Figure Item Number: Edz941 from the MOA: University of British Columbia

Description

Multicoloured rice flour paste figure of Kuan-ti with spear halberd at his back of paste over bamboo sticks, carrying a book in his left hand. Cracked due to drying and partially eaten by insects. Mounted on a bamboo stick.

History Of Use

This figure is intended to be used as a child's toy or household ornament, not as an object of worship (collector).

Cultural Context

used primarily by children

Iconographic Meaning

Kuan Ti, derived from an historic personage, is god of war and literature. Kwan Ti is often known as Kwan Kung. His attributes of a weapon and a book indicate his special powers.

Specific Techniques

Hand-formed by shaping, rolling, incising, and combing the malleable paste, while selecting the various colours as needed and then adhering the finished shapes to each other and to the bamboo stick that supported the figure and served as a handle.

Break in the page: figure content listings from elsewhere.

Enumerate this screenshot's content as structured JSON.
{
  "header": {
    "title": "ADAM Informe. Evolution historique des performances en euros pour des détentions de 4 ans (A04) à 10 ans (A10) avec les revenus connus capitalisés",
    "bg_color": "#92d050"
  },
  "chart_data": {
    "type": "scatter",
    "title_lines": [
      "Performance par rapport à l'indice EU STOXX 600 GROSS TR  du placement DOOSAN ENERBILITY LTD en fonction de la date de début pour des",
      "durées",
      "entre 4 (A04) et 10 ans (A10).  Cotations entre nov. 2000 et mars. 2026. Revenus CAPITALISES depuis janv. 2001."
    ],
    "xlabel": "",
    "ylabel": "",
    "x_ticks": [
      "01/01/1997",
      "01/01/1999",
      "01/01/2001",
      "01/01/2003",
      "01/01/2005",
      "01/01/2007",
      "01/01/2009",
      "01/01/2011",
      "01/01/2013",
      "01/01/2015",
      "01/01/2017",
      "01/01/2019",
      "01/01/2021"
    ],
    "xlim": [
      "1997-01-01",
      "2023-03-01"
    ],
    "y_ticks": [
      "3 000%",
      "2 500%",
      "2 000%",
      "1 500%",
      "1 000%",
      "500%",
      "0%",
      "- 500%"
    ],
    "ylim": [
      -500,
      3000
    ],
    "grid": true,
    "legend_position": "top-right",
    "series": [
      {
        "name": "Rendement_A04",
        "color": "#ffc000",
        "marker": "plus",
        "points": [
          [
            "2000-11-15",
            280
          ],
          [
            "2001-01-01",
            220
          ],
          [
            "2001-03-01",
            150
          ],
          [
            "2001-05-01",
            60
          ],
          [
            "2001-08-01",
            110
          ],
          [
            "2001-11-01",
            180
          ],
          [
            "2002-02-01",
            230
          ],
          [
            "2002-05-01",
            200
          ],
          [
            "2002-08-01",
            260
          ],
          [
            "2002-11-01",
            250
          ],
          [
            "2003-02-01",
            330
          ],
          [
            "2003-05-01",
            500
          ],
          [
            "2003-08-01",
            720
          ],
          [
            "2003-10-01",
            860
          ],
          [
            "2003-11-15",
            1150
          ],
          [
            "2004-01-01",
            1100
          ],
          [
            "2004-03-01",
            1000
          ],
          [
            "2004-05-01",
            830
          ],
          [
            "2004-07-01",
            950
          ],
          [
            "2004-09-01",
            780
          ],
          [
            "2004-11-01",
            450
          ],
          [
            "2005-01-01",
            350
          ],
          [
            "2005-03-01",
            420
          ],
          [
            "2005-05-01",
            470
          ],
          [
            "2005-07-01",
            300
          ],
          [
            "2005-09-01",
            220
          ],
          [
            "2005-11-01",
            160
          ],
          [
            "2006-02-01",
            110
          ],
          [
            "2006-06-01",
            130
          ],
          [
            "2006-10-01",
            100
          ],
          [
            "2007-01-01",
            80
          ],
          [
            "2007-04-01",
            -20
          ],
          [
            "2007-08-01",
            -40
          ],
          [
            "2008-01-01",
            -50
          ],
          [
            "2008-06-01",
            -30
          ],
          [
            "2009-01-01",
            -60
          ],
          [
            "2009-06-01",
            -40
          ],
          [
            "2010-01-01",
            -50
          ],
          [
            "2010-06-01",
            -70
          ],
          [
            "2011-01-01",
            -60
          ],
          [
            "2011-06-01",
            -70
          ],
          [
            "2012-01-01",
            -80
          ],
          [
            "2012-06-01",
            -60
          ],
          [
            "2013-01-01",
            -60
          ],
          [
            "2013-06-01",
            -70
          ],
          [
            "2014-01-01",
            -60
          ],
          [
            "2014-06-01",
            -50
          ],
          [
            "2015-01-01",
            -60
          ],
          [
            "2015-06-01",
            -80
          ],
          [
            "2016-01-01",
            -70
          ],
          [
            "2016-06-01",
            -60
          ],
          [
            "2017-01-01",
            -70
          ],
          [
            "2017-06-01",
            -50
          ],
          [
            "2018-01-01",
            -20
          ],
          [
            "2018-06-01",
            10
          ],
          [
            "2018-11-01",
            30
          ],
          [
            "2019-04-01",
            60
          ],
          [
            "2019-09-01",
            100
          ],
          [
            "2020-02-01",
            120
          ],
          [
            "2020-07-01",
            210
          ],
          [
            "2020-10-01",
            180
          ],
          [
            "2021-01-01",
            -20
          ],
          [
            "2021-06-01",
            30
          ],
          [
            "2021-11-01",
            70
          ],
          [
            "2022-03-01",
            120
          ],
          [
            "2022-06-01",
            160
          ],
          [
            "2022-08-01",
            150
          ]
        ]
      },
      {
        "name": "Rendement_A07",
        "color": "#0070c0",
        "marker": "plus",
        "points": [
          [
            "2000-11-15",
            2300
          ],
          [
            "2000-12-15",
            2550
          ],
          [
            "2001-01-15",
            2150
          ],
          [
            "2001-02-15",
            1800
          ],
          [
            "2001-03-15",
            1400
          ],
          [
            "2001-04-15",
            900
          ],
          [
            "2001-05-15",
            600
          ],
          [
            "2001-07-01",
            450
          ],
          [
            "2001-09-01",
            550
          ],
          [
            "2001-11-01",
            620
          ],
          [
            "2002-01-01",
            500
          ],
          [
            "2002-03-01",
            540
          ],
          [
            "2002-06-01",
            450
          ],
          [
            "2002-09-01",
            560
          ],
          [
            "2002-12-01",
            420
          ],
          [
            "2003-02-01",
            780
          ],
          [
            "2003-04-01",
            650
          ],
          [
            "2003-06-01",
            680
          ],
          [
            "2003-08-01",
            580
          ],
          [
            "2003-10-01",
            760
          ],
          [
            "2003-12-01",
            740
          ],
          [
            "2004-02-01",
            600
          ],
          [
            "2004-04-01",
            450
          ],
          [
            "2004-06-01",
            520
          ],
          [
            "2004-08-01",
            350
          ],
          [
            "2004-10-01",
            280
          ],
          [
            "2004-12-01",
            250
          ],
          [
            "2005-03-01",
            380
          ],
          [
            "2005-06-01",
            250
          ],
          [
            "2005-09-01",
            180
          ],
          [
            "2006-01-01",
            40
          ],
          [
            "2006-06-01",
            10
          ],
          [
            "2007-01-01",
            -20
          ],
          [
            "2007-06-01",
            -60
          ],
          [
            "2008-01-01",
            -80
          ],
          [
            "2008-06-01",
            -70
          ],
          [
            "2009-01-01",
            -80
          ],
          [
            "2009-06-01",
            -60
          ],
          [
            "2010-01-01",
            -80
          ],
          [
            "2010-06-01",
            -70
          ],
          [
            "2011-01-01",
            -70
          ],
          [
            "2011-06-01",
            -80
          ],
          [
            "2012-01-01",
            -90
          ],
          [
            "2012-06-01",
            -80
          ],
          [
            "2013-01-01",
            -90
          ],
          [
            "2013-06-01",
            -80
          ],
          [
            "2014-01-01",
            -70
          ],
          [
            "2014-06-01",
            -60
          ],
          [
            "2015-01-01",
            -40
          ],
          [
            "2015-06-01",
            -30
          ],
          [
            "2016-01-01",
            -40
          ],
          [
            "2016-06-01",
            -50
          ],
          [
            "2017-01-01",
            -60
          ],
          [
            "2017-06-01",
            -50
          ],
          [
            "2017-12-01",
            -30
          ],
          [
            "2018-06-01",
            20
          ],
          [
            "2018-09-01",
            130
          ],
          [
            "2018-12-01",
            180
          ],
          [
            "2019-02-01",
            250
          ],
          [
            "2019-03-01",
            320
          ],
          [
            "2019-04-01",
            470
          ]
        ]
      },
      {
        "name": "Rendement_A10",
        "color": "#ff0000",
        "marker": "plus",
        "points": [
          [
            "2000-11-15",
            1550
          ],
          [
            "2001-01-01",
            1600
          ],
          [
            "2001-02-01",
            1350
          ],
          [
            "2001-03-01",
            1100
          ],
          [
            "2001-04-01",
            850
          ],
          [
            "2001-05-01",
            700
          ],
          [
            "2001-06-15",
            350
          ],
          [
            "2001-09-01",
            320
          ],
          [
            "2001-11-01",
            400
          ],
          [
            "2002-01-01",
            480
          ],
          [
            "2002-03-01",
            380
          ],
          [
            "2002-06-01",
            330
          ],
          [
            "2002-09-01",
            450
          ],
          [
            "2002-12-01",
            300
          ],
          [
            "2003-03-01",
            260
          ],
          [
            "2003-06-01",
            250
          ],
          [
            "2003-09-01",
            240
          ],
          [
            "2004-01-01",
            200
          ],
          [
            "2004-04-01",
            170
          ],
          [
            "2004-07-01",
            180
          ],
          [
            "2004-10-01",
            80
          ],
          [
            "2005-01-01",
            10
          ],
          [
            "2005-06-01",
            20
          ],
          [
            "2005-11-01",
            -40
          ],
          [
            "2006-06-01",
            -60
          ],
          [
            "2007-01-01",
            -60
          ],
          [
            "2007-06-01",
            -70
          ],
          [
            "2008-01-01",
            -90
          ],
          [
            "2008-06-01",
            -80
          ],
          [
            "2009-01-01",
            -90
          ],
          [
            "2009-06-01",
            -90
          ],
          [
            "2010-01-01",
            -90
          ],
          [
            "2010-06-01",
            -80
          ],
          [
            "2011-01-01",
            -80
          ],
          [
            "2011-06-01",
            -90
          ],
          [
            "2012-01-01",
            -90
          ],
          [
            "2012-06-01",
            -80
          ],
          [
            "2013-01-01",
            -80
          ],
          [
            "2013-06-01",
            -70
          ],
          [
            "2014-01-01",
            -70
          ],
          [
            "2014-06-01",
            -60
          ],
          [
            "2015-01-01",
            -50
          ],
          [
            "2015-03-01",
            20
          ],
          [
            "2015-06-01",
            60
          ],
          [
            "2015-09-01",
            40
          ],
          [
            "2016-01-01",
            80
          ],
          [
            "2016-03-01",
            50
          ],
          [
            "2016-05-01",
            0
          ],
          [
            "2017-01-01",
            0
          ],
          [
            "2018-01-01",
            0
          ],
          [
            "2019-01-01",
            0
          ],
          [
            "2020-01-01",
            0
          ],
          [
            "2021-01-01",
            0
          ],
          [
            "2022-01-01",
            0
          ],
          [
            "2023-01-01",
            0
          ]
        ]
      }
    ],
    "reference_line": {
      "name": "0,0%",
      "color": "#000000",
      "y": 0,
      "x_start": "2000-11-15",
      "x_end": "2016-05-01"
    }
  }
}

The only tools used were a piece of bamboo and a broken comb.

Narrative

The maker was a very elderly man who made and sold these figures while sitting at the side of a road in Tsuen Wan. He always attracted a large audience of interested people. The artist said that he received his training in Shandong Province, which is in northeast China. The collector, Elizabeth Johnson, never saw any other such artist. There is a photograph of him at work in the documentation file for accession 328 at the Museum of Anthropology.